Definition
An item included in a Transcribed Weather Broadcast (TWEB) when the density altitude at an airport is at or above 1,000 feet higher than the airport's actual elevation. It alerts pilots to reduced aircraft performance caused by the thinner air the engine, wings, and propeller are working in.
Plain English
A short notice in the broadcast that warns you the air at this airport is performing as if the field were much higher than it actually sits. That means weaker takeoff power, longer takeoff rolls, and slower climb.
Context Anchor
You would encounter this while listening to or reading an Alaska TWEB before a flight, especially when planning departures, climbs, or operations from higher-elevation or warm locations.
Derivation
Density altitude is the pressure altitude corrected for non-standard temperature -- in plain terms, the altitude the airplane 'feels' it is flying at based on how thin the air is.
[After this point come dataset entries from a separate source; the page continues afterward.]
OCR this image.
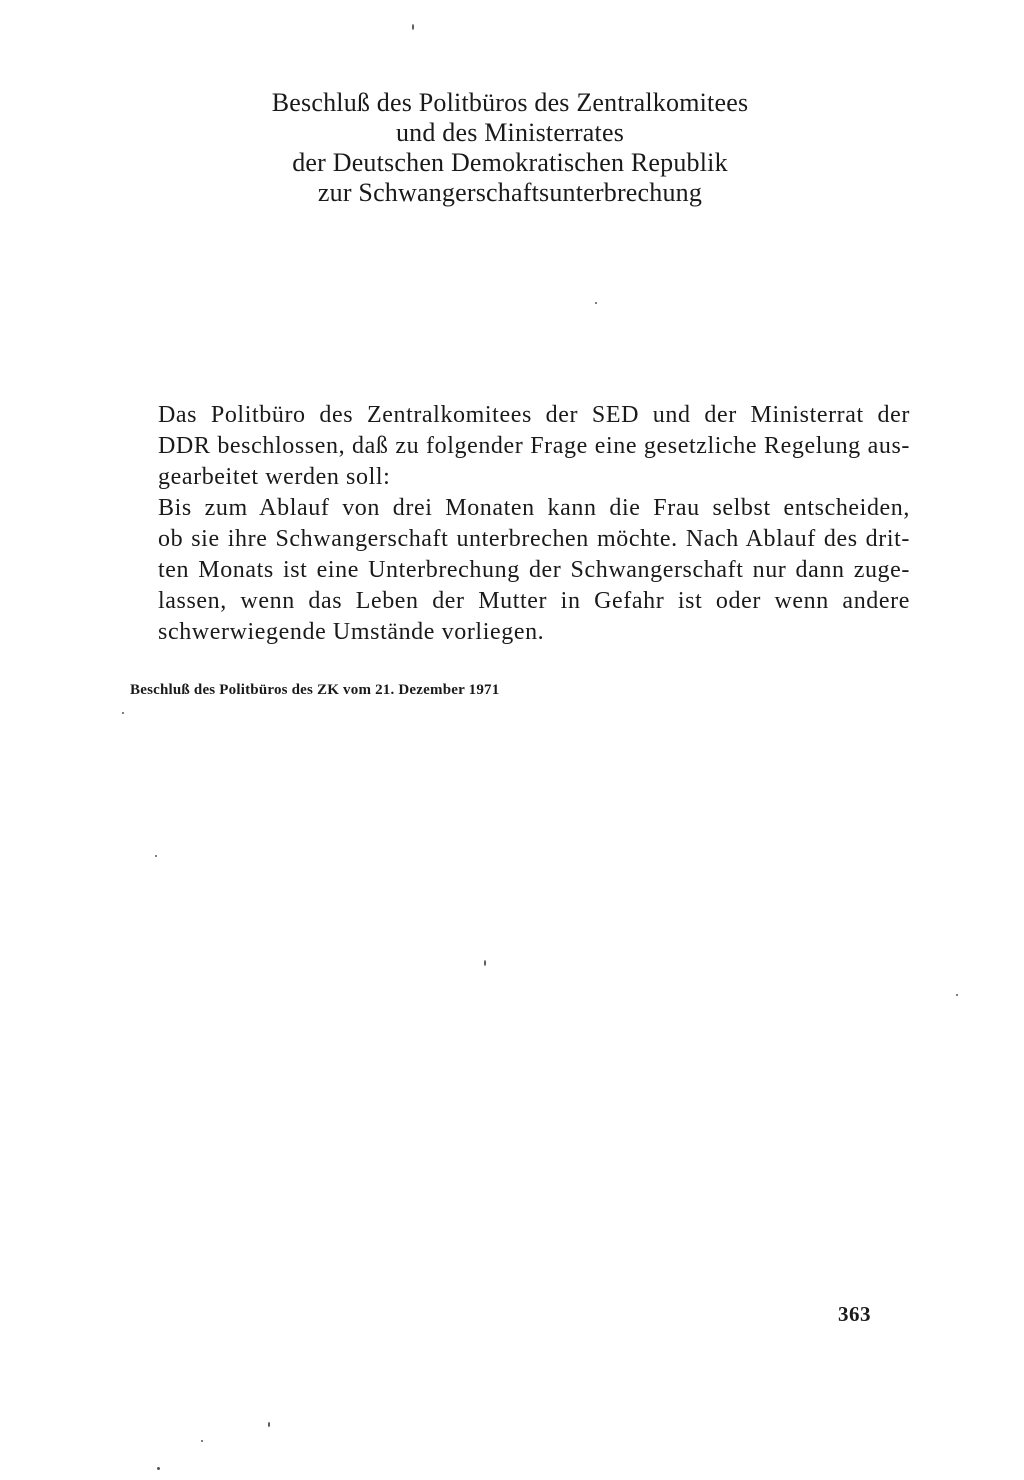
Beschluß des Politbüros des Zentralkomitees
und des Ministerrates
der Deutschen Demokratischen Republik
zur Schwangerschaftsunterbrechung
Das Politbüro des Zentralkomitees der SED und der Ministerrat der
DDR beschlossen, daß zu folgender Frage eine gesetzliche Regelung aus-
gearbeitet werden soll:
Bis zum Ablauf von drei Monaten kann die Frau selbst entscheiden,
ob sie ihre Schwangerschaft unterbrechen möchte. Nach Ablauf des drit-
ten Monats ist eine Unterbrechung der Schwangerschaft nur dann zuge-
lassen, wenn das Leben der Mutter in Gefahr ist oder wenn andere
schwerwiegende Umstände vorliegen.
Beschluß des Politbüros des ZK vom 21. Dezember 1971
363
The 'statement' part is simply the spoken advisory tucked into the broadcast.
Why Pilots Care
High density altitude reduces aircraft performance, affecting takeoff distance and climb rate, which is critical for safety in mountainous or hot areas.
Analogy
It is like the airplane asking, “How high does this air make me think I am?” Even if the airport is not very high, hot or thin air can make the airplane perform like it is taking off from a much higher place.
Grounding Statement
If the air is warm or thin, the airplane has less air to work with, so the density altitude statement warns you to expect weaker performance.
Intuition Check
Do not read “density altitude statement” as just a comment about airport elevation. It is about aircraft performance in the air conditions, not simply the height of the airport.
Example Sentence 1
The TWEB included a density altitude statement for the airport, so the pilot reworked the takeoff distance before loading passengers.
Example Sentence 2
Listening to the TWEB, the pilot noted the density altitude statement and decided to wait for cooler temperatures before departing.